A las cinco de la tarde, Sigfrido subía hacia el sol otoñal y bajaba a la fría acera, rebotaba y ascendía más allá de la altura del edificio. Abajo, no quedaba nadie. Casi toda la ciudad había disfrutado del espectáculo. Algunos niños del vecindario se divertían tirando piedras a aquel blanco móvil, proyectiles que Sigfrido evitaba con destreza. Anocheció y Sigfrido sentía hambre. No le consolaba la plenitud de poder y su triunfo, ni siquiera encontrarse por encima del bien y del mal, ni ver a las vecinas, a intervalos, desnudarse, ni romper la intimidad del barrio penetrando en el octavo por la ventana y de improviso.
Sigfrido se aburrió. El salto era la rutina y por un momento, casi añoró el salario mediocre y el huevo con patatas. Al menos, estando frente al plato, cabía su voluntad, podía ejercer su derecho a no hacer lo que no deseaba. Los jefes y las autoridades, borrachos a medianoche, lo vieron saltar cerca de las nubes, por encima de la ciudad. Y no llegaron a ver el rostro de desaliento y desesperación del pobre Sigfrido. Y no pudieron comunicarle que la paciente Ramona estaba encinta, que había sido ascendido a capataz en virtud de su salto, que era ahora encargado de la adecuada utilización de aquellos benditos dispositivos. No pudieron decirle que era Capataz del Éxito.
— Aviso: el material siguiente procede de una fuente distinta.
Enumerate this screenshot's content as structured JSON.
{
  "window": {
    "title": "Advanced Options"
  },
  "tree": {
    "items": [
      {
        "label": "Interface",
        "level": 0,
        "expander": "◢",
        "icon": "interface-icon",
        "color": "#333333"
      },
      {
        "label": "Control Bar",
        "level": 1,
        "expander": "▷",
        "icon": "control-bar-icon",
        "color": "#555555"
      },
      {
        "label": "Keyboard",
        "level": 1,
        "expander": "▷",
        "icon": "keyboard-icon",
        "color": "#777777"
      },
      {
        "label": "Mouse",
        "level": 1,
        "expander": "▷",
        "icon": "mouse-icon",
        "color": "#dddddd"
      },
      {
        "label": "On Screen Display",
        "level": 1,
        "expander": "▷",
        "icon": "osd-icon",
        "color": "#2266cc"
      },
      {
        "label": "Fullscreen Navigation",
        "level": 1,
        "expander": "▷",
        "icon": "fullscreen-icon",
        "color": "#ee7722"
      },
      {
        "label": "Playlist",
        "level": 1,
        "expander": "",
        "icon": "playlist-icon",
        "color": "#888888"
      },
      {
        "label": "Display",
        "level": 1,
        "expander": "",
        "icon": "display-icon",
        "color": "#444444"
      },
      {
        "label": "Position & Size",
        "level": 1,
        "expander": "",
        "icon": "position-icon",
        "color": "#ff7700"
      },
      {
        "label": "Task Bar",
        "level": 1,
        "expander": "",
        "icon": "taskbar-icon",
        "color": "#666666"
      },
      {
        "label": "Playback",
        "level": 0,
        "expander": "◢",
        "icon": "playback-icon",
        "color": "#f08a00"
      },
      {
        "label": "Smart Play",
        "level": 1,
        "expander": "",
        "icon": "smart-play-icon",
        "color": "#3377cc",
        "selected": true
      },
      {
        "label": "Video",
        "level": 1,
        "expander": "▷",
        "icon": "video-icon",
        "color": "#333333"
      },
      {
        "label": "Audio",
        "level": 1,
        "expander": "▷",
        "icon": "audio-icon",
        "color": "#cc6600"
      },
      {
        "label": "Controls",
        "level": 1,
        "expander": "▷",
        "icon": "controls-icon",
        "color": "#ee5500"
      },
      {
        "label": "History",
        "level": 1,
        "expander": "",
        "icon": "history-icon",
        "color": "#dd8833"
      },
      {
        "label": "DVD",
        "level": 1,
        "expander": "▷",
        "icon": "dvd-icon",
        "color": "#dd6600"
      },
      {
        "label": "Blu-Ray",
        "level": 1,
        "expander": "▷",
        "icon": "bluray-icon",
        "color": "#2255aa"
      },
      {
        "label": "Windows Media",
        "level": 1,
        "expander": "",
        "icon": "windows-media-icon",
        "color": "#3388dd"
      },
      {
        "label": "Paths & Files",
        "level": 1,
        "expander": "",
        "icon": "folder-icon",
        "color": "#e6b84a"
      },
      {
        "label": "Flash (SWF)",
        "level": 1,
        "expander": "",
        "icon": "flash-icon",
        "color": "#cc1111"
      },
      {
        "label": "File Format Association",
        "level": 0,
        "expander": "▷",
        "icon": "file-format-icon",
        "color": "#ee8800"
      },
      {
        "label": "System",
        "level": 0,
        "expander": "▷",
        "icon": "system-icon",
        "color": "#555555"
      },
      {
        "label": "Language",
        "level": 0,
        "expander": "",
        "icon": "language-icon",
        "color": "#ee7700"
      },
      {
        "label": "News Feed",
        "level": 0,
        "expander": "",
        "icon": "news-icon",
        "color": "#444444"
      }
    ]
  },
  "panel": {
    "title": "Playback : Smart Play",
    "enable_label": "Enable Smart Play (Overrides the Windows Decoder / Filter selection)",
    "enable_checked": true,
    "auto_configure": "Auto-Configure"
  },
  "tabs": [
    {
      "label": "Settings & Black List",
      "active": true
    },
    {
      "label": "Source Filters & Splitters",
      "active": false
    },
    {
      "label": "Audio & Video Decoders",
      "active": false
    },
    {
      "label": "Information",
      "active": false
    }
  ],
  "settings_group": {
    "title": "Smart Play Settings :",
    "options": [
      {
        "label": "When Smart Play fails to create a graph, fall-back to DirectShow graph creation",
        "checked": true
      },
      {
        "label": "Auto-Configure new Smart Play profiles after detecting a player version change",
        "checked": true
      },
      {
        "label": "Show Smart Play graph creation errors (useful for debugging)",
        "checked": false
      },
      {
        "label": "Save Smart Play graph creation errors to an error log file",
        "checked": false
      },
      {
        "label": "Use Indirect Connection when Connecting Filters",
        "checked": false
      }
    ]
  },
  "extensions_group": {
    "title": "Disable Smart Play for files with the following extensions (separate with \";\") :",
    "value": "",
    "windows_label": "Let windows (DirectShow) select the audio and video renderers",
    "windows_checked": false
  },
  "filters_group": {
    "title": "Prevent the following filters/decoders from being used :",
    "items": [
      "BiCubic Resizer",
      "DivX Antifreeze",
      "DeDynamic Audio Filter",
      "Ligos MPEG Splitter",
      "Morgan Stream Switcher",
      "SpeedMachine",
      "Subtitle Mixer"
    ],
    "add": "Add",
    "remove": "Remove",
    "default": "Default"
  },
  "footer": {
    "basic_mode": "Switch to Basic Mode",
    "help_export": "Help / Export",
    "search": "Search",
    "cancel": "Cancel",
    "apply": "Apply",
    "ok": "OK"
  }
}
Cuando el Maestro de Obras llegó a su casa comió, ebrio yació y en sopor dormía cuando el teléfono y la voz del guarda de la obra interrumpieron, y amaneció temprana la resaca a las tres de la mañana. Comunicó aquella llamada urgente al Jefe de personal, y éste consultó al Arquitecto, y supieron que no había medio para detener el salto, y se dio, al fin, aviso al Alcalde.
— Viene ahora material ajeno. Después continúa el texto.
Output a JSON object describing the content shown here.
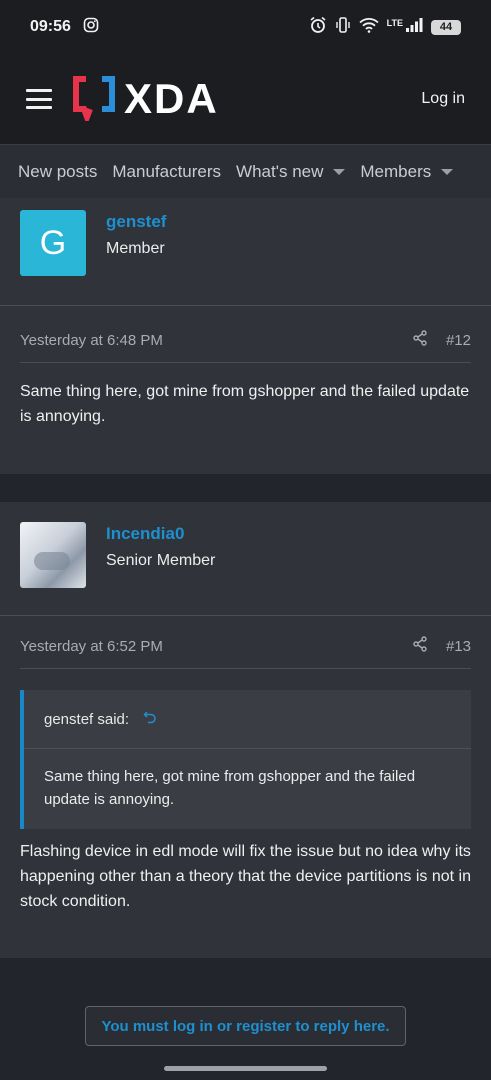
{
  "status_bar": {
    "time": "09:56",
    "network": "LTE",
    "battery": "44",
    "icons": [
      "instagram-icon",
      "alarm-icon",
      "vibrate-icon",
      "wifi-icon",
      "signal-icon",
      "battery-icon"
    ]
  },
  "header": {
    "logo_text": "XDA",
    "login_label": "Log in",
    "colors": {
      "logo_red": "#e8344a",
      "logo_blue": "#2a8fd8"
    }
  },
  "nav": {
    "items": [
      {
        "label": "New posts",
        "has_dropdown": false
      },
      {
        "label": "Manufacturers",
        "has_dropdown": false
      },
      {
        "label": "What's new",
        "has_dropdown": true
      },
      {
        "label": "Members",
        "has_dropdown": true
      }
    ]
  },
  "posts": [
    {
      "user": {
        "avatar_letter": "G",
        "name": "genstef",
        "title": "Member"
      },
      "timestamp": "Yesterday at 6:48 PM",
      "number": "#12",
      "body": "Same thing here, got mine from gshopper and the failed update is annoying."
    },
    {
      "user": {
        "avatar_letter": "",
        "name": "Incendia0",
        "title": "Senior Member"
      },
      "timestamp": "Yesterday at 6:52 PM",
      "number": "#13",
      "quote": {
        "author": "genstef said:",
        "text": "Same thing here, got mine from gshopper and the failed update is annoying."
      },
      "body": "Flashing device in edl mode will fix the issue but no idea why its happening other than a theory that the device partitions is not in stock condition."
    }
  ],
  "reply_prompt": "You must log in or register to reply here.",
  "colors": {
    "accent": "#1e8fcf",
    "background": "#22252b",
    "card": "#30333a"
  }
}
La asociación de vecinos del populoso barrio donde Sigfrido ascendía y descendía amenazaba con presentar una denuncia contra el municipio y la empresa constructora por espionaje y violación de la intimidad. No podía permitirse semejante escándalo. El Alcalde, receloso de su éxito y ante la proximidad de las elecciones, en connivencia con el juez de guardia, tomó la determinación. Se dio aviso a la Benemérita. El cabo Gutiérrez abatió a Sigfrido de dos precisos disparos en la nuca.